Memang senang, melihat Arga mau tetap menjalankan hubungan normal. Tetapi kenapa malah perubahannya buruk dan emosian? Kasar pada anak? Bahkan, mengekang.
"Aku sebenarnya bingung, Yah." Arga mengusap kasar wajahnya.
"Kau masih menaruh rasa pada Resa?"
Arga tidak merespon, tetapi Agam yakin kalau Arga memang masih mengharapkan Resa.
"Aku muak!
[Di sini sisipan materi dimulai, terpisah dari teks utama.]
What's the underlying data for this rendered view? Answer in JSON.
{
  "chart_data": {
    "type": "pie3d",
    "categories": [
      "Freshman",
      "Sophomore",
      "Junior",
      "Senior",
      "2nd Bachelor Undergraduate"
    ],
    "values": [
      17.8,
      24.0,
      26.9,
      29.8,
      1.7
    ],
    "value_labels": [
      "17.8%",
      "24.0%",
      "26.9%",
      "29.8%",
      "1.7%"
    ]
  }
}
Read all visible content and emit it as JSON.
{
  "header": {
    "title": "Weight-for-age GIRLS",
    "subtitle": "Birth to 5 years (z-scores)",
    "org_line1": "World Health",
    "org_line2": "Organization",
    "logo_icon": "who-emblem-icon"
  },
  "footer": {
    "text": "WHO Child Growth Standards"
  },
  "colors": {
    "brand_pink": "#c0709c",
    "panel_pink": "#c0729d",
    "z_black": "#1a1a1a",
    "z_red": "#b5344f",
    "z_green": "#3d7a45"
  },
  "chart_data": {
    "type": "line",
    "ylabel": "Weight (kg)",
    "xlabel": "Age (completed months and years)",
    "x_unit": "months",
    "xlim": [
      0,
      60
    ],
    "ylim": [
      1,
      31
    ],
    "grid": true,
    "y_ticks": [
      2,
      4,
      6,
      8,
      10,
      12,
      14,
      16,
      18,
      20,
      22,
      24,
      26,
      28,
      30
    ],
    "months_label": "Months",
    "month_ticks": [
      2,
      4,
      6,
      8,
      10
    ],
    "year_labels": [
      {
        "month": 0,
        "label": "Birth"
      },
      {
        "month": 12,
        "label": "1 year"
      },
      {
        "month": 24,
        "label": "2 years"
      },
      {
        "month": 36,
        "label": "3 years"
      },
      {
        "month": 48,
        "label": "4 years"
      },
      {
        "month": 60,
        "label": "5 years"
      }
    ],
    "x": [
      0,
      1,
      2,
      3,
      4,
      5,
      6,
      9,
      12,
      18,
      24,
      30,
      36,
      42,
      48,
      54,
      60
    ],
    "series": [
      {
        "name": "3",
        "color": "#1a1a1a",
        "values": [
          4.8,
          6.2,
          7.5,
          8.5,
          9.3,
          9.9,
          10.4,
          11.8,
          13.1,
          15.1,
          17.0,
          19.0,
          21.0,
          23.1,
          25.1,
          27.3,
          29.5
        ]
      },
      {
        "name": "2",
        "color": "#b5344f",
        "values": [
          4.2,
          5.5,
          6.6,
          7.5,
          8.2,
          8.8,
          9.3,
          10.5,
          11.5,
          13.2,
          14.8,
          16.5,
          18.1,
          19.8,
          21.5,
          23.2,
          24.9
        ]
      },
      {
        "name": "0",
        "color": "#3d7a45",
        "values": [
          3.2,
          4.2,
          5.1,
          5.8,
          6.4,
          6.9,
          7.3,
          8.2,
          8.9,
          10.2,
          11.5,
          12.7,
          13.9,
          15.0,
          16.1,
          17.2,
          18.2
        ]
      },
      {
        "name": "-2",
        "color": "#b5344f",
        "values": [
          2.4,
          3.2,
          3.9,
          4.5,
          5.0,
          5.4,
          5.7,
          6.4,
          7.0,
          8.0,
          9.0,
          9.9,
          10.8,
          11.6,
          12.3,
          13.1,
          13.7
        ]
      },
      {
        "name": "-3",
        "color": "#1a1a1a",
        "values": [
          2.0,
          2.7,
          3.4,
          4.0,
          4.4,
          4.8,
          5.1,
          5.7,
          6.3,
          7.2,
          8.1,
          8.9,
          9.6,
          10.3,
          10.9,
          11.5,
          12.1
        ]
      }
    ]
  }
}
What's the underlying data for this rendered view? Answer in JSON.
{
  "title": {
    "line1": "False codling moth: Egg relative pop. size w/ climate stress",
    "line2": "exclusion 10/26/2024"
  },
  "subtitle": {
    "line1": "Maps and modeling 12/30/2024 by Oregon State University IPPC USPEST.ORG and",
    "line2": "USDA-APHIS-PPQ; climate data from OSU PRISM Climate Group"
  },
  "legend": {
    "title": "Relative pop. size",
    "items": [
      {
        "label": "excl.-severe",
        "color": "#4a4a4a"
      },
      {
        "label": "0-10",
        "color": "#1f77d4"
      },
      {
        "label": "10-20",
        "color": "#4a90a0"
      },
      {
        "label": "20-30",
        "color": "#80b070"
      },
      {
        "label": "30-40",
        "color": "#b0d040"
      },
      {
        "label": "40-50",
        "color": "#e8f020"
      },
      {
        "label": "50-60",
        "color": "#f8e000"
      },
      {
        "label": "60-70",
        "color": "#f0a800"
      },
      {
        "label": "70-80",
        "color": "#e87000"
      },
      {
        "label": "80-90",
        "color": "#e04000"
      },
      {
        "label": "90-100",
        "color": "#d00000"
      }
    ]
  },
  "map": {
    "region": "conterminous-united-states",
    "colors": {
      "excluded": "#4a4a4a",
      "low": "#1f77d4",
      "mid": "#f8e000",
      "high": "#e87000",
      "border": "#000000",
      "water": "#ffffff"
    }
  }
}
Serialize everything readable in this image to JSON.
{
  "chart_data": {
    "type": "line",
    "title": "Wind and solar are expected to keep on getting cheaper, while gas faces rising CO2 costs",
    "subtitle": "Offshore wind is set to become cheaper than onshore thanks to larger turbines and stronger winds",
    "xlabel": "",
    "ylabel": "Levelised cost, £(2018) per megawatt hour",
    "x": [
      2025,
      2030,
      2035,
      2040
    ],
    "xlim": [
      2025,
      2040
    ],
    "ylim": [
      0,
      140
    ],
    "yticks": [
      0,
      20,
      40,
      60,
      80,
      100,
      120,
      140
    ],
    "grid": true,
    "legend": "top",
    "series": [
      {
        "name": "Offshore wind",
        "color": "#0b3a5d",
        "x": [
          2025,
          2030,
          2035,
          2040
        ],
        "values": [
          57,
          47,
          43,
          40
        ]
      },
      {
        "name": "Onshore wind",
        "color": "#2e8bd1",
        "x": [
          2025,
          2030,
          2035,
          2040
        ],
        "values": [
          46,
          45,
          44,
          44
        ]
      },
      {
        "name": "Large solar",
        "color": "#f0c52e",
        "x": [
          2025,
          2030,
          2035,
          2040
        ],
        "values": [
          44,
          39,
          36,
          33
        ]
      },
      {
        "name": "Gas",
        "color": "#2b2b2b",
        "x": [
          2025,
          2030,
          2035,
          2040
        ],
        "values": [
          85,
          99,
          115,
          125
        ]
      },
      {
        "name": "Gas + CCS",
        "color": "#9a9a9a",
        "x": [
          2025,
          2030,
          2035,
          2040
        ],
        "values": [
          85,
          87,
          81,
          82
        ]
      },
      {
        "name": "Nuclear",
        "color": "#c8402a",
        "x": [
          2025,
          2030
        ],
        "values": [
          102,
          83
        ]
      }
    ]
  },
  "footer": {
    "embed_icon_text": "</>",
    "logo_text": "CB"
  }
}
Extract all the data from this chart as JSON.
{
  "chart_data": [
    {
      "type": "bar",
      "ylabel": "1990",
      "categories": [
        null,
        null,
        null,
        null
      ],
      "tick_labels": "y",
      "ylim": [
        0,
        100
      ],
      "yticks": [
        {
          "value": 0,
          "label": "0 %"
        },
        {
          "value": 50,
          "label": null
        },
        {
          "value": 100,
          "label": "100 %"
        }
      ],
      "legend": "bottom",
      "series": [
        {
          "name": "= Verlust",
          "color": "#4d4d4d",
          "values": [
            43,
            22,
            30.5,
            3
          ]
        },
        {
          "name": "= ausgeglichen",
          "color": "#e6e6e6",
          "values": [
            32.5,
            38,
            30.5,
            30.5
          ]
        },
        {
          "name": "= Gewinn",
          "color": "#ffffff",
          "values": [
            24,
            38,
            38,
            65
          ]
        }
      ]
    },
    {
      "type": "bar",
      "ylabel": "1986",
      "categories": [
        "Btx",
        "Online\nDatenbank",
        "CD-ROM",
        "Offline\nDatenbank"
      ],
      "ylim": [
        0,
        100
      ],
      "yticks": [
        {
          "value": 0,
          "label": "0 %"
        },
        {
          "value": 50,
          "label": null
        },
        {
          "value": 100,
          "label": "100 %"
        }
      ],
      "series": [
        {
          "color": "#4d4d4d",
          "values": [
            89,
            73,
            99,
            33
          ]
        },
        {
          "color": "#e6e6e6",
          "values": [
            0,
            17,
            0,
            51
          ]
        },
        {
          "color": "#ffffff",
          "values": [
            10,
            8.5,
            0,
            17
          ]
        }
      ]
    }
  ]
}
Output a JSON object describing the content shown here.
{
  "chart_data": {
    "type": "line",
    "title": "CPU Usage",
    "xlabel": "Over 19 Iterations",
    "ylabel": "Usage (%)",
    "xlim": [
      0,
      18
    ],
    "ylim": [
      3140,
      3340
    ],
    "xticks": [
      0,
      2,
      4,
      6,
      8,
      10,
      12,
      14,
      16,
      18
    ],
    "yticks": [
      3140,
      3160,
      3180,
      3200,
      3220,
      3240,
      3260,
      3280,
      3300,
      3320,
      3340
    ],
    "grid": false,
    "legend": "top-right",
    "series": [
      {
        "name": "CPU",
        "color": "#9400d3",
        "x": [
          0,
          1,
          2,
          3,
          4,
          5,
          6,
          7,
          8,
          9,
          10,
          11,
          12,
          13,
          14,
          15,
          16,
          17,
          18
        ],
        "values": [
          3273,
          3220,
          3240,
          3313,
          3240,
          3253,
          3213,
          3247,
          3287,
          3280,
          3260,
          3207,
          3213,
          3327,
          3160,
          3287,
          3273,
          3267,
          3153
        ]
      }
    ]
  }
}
Melihatnya berdua dengan wanita, padahal aku udah jujur! Dia malah ikutan muak! Akhirnya, aku malas lanjut lagi dan membawa Raza ke sini."
"Resa berduaan? Kau yakin dia kencan? Menjalin hubungan?" Agam sengaja mendesak. "Ayah tau, kau selalu mengamatinya."
"Ya, ternyata cuma wanita itu aja yang suka, sedangkan Resa tidak. Aku bahkan sempat menuduh dia akan berkencan lagi, kenyataannya tidak, aku masih berpikir dia akan menerima wanita itu. Karena setiap kali aku jujur, dia bilang dia bukan gay."
"Dia begitu, karena memang sifatnya emosian dan cerewet. Meskipun kau mendekatinya, dia sedikitpun nggak menolak bukan? Kaunya malah cemburu duluan!"
Arga tahu itu, makanya menyesal. Seketika terusik, saat tangannya ditarik-tarik.
"Ayah ayo ke mama!"
Ketika sampai dan ini pagi buta, agak heran karena rumah Resa terasa sepi. Maksudnya, tidak ada tanda-tanda Resa ada di rumah. Bahkan, Arga sudah mencari tahu sendiri, apa Resa sudah part time lagi, itu pun belum jam kerjanya. Ternyata belum.
"Mama!" panggil Raza, tidak peduli akan mengganggu tetangga.
Masih tidak ada jawaban, mengira pintunya terkunci. Sayangnya, tidak karena Resa sepertinya lupa.
Raza menerobos, membuka pintu kamar Resa dan kamar yang pernah menjadi miliknya. Tetap tidak ditemukan, tetapi terusik mendengar suara keran air menyala dari kamar mandi.
"Mama!" panggil Raza lagi, tetapi heran karena pintu kamar mandi tidak terkunci, dan merasa lantai mulai becek. "Mama!"
Arga awalnya enggan masuk, langsung terusik mendengar teriakan histeris anaknya itu.
"Ayah! Mama! Nggak bangun! Mama berdarah!"
Arga mematung, melihat kondisi Resa yang sepertinya ingin bunuh diri. Buktinya, pergelangan tangannya terus mengeluarkan darah. Tubuhnya mendingin.
Sial! Ini nggak mungkin!
"Ayah mama gimana?" Raza takut, kalau Resa benar-benar meninggalkannya. Ditambah, melihat darah yang menggenang di lantai kamar mandi.
Arga masih gelisah, sama merasakan ketakutan. Mengira terlambat, pasalnya pasti Resa sudah cukup lama tidak ada yang tahu percobaan bunuh diri yang Resa lakukan.
Padahal, saat izin pulang setelah berhasil lepas dari Raza. Resa biasa saja, hanya terlihat murung. Ya, efek merindukan orang tuanya.
Sial!
Arga frustrasi, semakin merasa bersalah. Harusnya, tetap biasa. Jadi, tidak akan seperti ini. Seketika terusik, saat dokter yang menangani Resa keluar.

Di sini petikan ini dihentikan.